Grazie a questo traguardo, la Fondazione IRCCS Policlinico San Matteo si attesta come il primo centro nella provincia di Pavia a offrire la terapia con Teplizumab nell’adulto, nonché il primo ospedale dell’intera Regione Lombardia ad aver strutturato un percorso assistenziale completo, capace di accogliere e trattare sia i pazienti in età pediatrica sia quelli adulti.

Cos’è il Teplizumab

Il Teplizumab rappresenta un farmaco rivoluzionario: si tratta del primo trattamento immunomodulante approvato in grado di agire direttamente sulle cause biologiche della malattia, rallentando l’aggressione del sistema immunitario contro le cellule pancreatiche e ritardando significativamente l’esordio clinico del diabete di tipo 1 nei soggetti ad alto rischio. Ritardare l’inizio della terapia insulinica per mesi o anni significa garantire ai pazienti una migliore qualità della vita e una riduzione delle complicanze a lungo termine.

Un percorso di cura integrato

La strada tracciata a Pavia punta a ridefinire gli standard di gestione della patologia sul territorio.
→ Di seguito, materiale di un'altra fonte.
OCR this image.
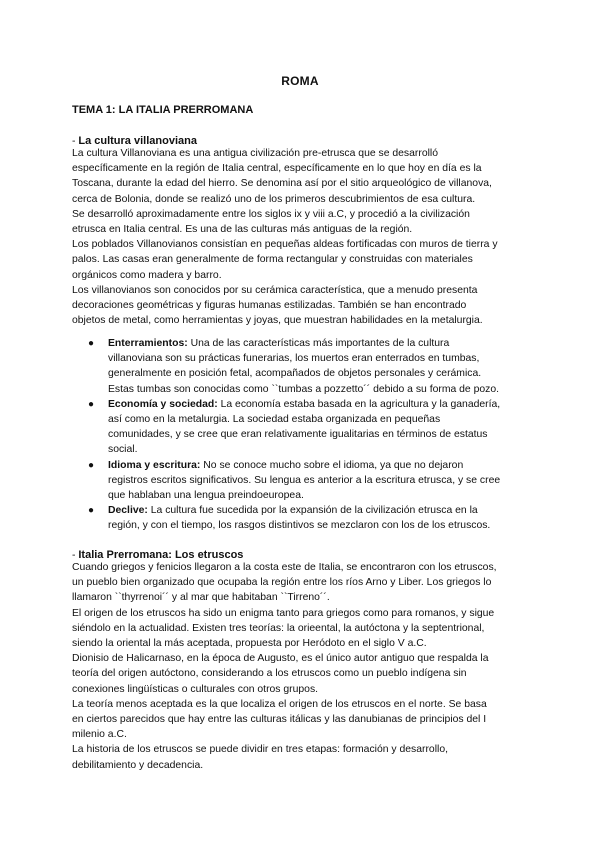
ROMA
TEMA 1: LA ITALIA PRERROMANA
- La cultura villanoviana
La cultura Villanoviana es una antigua civilización pre-etrusca que se desarrolló
específicamente en la región de Italia central, específicamente en lo que hoy en día es la
Toscana, durante la edad del hierro. Se denomina así por el sitio arqueológico de villanova,
cerca de Bolonia, donde se realizó uno de los primeros descubrimientos de esa cultura.
Se desarrolló aproximadamente entre los siglos ix y viii a.C, y procedió a la civilización
etrusca en Italia central. Es una de las culturas más antiguas de la región.
Los poblados Villanovianos consistían en pequeñas aldeas fortificadas con muros de tierra y
palos. Las casas eran generalmente de forma rectangular y construidas con materiales
orgánicos como madera y barro.
Los villanovianos son conocidos por su cerámica característica, que a menudo presenta
decoraciones geométricas y figuras humanas estilizadas. También se han encontrado
objetos de metal, como herramientas y joyas, que muestran habilidades en la metalurgia.
● Enterramientos: Una de las características más importantes de la cultura
villanoviana son su prácticas funerarias, los muertos eran enterrados en tumbas,
generalmente en posición fetal, acompañados de objetos personales y cerámica.
Estas tumbas son conocidas como ``tumbas a pozzetto´´ debido a su forma de pozo.
● Economía y sociedad: La economía estaba basada en la agricultura y la ganadería,
así como en la metalurgia. La sociedad estaba organizada en pequeñas
comunidades, y se cree que eran relativamente igualitarias en términos de estatus
social.
● Idioma y escritura: No se conoce mucho sobre el idioma, ya que no dejaron
registros escritos significativos. Su lengua es anterior a la escritura etrusca, y se cree
que hablaban una lengua preindoeuropea.
● Declive: La cultura fue sucedida por la expansión de la civilización etrusca en la
región, y con el tiempo, los rasgos distintivos se mezclaron con los de los etruscos.
- Italia Prerromana: Los etruscos
Cuando griegos y fenicios llegaron a la costa este de Italia, se encontraron con los etruscos,
un pueblo bien organizado que ocupaba la región entre los ríos Arno y Liber. Los griegos lo
llamaron ``thyrrenoi´´ y al mar que habitaban ``Tirreno´´.
El origen de los etruscos ha sido un enigma tanto para griegos como para romanos, y sigue
siéndolo en la actualidad. Existen tres teorías: la orieental, la autóctona y la septentrional,
siendo la oriental la más aceptada, propuesta por Heródoto en el siglo V a.C.
Dionisio de Halicarnaso, en la época de Augusto, es el único autor antiguo que respalda la
teoría del origen autóctono, considerando a los etruscos como un pueblo indígena sin
conexiones lingüísticas o culturales con otros grupos.
La teoría menos aceptada es la que localiza el origen de los etruscos en el norte. Se basa
en ciertos parecidos que hay entre las culturas itálicas y las danubianas de principios del I
milenio a.C.
La historia de los etruscos se puede dividir en tres etapas: formación y desarrollo,
debilitamiento y decadencia.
Come spiega la dottoressa Elisabetta Lovati, dirigente medico responsabile dell’Ambulatorio di Endocrinologia e Diabetologia, in particolare quello dedicato al diabete mellito di tipo 1 e alla tecnologia (sensori e microinfusori):

“Questo risultato conferma la volontà della Fondazione di investire in percorsi sempre più innovativi per il Diabete di Tipo 1 – spiega Elisabetta Lovati, dirigente medico responsabile dell’Ambulatorio di Endocrinologia e Diabetologia, in particolare quello dedicato al diabete mellito di tipo 1 e alla tecnologia (sensori e microinfusori) –. L’impiego del Teplizumab rappresenta certamente una tappa importante, ma il nostro obiettivo è ancora più ambizioso: costruire un percorso integrato che comprenda lo screening delle persone a rischio, l’identificazione precoce della malattia, l’accesso tempestivo alle terapie innovative e un follow-up specialistico dedicato”.

Nuovo standard di riferimento per la prevenzione

Questo fondamentale traguardo consolida ulteriormente la Fondazione IRCCS Policlinico San Matteo come centro di riferimento d’eccellenza per la provincia di Pavia e l’intera regione. L’obiettivo a lungo termine è la creazione di un modello assistenziale d’avanguardia che sappia fondere insieme la prevenzione attiva (attraverso programmi mirati di screening), la diagnosi precoce, l’uso tempestivo di terapie biologiche innovative e una continuità assistenziale personalizzata.